The figure shows also the trend of the following function:
tang j= Forcelateral / Loadvertical = V2/ (g*R )
that represents the equilibrium condition in the curve.
The lateral force generated by roll, related to the vertical load, can be greater or smaller than the force required in the equilibrium condition represented by the value of the tangent of the roll angle. In the first case, with insufficient roll force, you need a lateral slip that is a positive side-slip angle that makes the part of the force missing to the equilibrium; in the second case, instead, the side-slip angle has to be negative to decrease the lateral force due to the only roll that is greater than the force in the equilibrium condition.
Figure 8. Example of front and rear lateral forces versus roll angle. The dotted lines represented the lateral force required for the equilibrium in the curve.

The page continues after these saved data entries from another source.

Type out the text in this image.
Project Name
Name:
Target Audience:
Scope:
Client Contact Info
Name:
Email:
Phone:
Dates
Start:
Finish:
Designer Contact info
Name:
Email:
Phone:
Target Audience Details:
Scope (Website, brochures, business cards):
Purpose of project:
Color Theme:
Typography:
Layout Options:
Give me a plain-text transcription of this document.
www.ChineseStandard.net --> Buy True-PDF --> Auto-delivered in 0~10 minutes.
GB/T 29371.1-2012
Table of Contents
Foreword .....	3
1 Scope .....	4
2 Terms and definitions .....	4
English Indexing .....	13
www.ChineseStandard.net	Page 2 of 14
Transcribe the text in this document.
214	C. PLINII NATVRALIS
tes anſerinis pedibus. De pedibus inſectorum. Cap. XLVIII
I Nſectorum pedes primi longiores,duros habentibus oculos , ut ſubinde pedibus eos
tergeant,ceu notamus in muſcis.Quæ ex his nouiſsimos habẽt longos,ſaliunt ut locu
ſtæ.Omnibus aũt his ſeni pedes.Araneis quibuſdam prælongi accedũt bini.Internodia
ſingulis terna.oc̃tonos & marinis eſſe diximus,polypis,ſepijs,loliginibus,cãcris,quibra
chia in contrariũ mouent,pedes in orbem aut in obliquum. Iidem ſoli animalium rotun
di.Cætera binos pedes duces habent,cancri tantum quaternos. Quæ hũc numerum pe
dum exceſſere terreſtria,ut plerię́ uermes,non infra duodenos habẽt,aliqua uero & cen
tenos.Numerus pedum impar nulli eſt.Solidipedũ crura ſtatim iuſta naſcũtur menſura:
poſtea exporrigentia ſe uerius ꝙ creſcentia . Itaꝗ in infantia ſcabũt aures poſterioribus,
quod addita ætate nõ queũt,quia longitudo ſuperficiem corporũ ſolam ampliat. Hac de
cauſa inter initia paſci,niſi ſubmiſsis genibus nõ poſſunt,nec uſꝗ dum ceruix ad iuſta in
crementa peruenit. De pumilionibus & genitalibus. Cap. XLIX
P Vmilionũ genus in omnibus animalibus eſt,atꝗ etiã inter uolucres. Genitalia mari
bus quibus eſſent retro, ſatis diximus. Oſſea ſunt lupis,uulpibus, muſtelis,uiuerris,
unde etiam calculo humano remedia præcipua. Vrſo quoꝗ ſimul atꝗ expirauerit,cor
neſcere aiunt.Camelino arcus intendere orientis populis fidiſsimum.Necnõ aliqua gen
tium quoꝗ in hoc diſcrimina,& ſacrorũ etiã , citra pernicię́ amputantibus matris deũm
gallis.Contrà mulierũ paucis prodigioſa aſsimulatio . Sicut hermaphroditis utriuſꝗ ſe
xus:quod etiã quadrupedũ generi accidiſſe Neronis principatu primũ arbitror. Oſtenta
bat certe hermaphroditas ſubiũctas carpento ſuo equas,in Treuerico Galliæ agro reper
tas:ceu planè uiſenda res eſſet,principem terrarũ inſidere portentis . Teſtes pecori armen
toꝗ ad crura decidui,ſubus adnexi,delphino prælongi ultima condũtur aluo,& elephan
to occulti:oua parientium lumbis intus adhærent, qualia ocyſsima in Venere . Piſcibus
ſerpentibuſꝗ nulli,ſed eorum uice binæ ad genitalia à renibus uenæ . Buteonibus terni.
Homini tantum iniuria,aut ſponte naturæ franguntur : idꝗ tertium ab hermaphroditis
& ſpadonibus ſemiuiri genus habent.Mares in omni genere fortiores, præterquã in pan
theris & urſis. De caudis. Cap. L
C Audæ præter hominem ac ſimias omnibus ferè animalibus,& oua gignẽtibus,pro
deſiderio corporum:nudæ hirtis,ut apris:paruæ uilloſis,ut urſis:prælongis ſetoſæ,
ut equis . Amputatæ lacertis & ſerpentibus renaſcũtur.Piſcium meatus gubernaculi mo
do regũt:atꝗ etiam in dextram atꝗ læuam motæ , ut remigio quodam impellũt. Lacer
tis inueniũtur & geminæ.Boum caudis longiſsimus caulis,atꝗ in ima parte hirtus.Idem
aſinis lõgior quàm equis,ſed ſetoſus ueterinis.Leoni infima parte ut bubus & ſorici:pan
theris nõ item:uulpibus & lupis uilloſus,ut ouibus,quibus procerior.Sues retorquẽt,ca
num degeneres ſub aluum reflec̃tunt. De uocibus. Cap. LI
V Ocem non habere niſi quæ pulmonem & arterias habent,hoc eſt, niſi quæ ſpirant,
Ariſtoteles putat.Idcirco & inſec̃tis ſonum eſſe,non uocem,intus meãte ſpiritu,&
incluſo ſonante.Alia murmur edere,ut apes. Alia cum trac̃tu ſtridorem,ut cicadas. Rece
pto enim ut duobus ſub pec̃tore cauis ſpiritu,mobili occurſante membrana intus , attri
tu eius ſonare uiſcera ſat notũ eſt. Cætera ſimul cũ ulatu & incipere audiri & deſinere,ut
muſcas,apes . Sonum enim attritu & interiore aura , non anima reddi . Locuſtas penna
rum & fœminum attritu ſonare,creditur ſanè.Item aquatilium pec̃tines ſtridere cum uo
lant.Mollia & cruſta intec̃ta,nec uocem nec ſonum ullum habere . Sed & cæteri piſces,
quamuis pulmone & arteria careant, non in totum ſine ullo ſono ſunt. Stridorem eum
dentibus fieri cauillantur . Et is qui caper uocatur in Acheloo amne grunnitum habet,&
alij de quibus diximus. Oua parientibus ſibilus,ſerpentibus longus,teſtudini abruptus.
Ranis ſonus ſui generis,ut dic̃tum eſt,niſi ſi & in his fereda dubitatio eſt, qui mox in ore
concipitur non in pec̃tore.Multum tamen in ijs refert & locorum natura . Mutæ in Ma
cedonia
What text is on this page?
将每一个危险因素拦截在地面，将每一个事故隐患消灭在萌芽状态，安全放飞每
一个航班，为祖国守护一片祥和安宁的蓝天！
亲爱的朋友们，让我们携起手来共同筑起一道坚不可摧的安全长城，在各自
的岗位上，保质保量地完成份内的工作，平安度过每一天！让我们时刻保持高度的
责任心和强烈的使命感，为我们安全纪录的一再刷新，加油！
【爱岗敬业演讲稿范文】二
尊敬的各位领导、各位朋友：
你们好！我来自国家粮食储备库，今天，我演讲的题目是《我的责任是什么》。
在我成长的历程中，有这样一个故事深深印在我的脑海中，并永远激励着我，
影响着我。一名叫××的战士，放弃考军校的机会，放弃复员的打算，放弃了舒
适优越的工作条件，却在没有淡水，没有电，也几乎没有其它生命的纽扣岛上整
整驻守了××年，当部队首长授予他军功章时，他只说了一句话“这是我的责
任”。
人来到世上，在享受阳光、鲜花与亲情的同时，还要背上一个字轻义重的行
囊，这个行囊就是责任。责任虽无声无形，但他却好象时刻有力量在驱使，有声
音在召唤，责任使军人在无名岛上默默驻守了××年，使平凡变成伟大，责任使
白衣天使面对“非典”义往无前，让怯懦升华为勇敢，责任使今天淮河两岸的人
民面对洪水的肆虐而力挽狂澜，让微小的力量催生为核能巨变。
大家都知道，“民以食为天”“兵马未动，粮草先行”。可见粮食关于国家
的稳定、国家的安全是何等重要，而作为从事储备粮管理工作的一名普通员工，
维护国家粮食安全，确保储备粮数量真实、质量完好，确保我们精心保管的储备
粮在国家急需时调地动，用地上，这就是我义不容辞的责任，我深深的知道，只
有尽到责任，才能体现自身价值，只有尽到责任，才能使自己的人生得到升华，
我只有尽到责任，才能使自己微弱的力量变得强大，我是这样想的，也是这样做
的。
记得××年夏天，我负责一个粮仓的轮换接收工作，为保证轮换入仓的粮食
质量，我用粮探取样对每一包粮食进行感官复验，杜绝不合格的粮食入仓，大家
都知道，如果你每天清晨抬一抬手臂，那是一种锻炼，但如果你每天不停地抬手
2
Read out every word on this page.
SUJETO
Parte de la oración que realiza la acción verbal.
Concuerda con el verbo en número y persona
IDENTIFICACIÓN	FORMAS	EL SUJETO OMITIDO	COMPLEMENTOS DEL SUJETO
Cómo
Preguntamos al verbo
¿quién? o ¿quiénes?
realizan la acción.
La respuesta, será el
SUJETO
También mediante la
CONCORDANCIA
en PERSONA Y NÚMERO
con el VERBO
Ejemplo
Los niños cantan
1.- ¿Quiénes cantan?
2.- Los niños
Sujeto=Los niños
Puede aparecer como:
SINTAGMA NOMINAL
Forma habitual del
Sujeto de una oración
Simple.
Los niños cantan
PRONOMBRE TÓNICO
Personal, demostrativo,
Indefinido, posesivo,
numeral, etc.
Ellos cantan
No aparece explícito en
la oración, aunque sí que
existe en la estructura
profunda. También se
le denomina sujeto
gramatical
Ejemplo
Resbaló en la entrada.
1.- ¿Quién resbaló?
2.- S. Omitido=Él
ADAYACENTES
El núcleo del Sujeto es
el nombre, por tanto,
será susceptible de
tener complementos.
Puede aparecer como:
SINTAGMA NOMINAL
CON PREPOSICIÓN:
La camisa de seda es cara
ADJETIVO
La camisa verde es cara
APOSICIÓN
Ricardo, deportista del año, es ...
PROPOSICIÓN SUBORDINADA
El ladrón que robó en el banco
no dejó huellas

We consider the tire whose characteristics are represented in figure 7 and hypothesize the bike is running in the curve with roll angle 40°.
For the rear tire the roll force is insufficient to make the equilibrium. In fact the lateral force with side-slip angle null is about 0.73 (point A) while the required force is 0.85. The rear tire therefore will slip laterally out side and the side-slip angle will be such to increase the lateral force up to the value for the equilibrium (point B). In the equilibrium condition for the front tire case you will have instead a negative side-slip angle because, for roll angle equal to the 40° degrees, the lateral force only due to the roll (point B) is greater then the force required for the equilibrium (point A).
Figure 9.Top view of a motorcycle in the curve.
It would be possible to use a poor quality front tire and a good quality rear tire. In substance it would be the case of large front tire side-slip and lightly negative or null rear tire side-slip. In this case the motorcycle behavior would be much under steering. The under steering motorcycle behavior could be dangerous because, if it would will be necessary to force over on the bend, it would be required to the front tire a larger lateral force that is a larger side-slip angle.
What would happen if the tire would not able to generate this larger force? The front tire would slide and the fall would be sure. The tire problem is not all here.
For instance, how do temperature and pressure influence roll and side-slip force?
The forces depend on vertical load in proportional or not proportional mode?
How much is the lateral force when it is required a braking or driving longitudinal force?
Why changing the tires you feel a different driving even if you feel a grip feeling?
What is the correlation between bike's handling and tire's characteristics?.
The questions are very many; we will give scientific answers on the next articles. In the meanwhile we will start to asked to the tire companies the values of the forces generated for various roll angle, side-slip angle, temperature, pressure.. Maybe is better to talk with numbers: soft rubber, hard, more grip..they only are void words.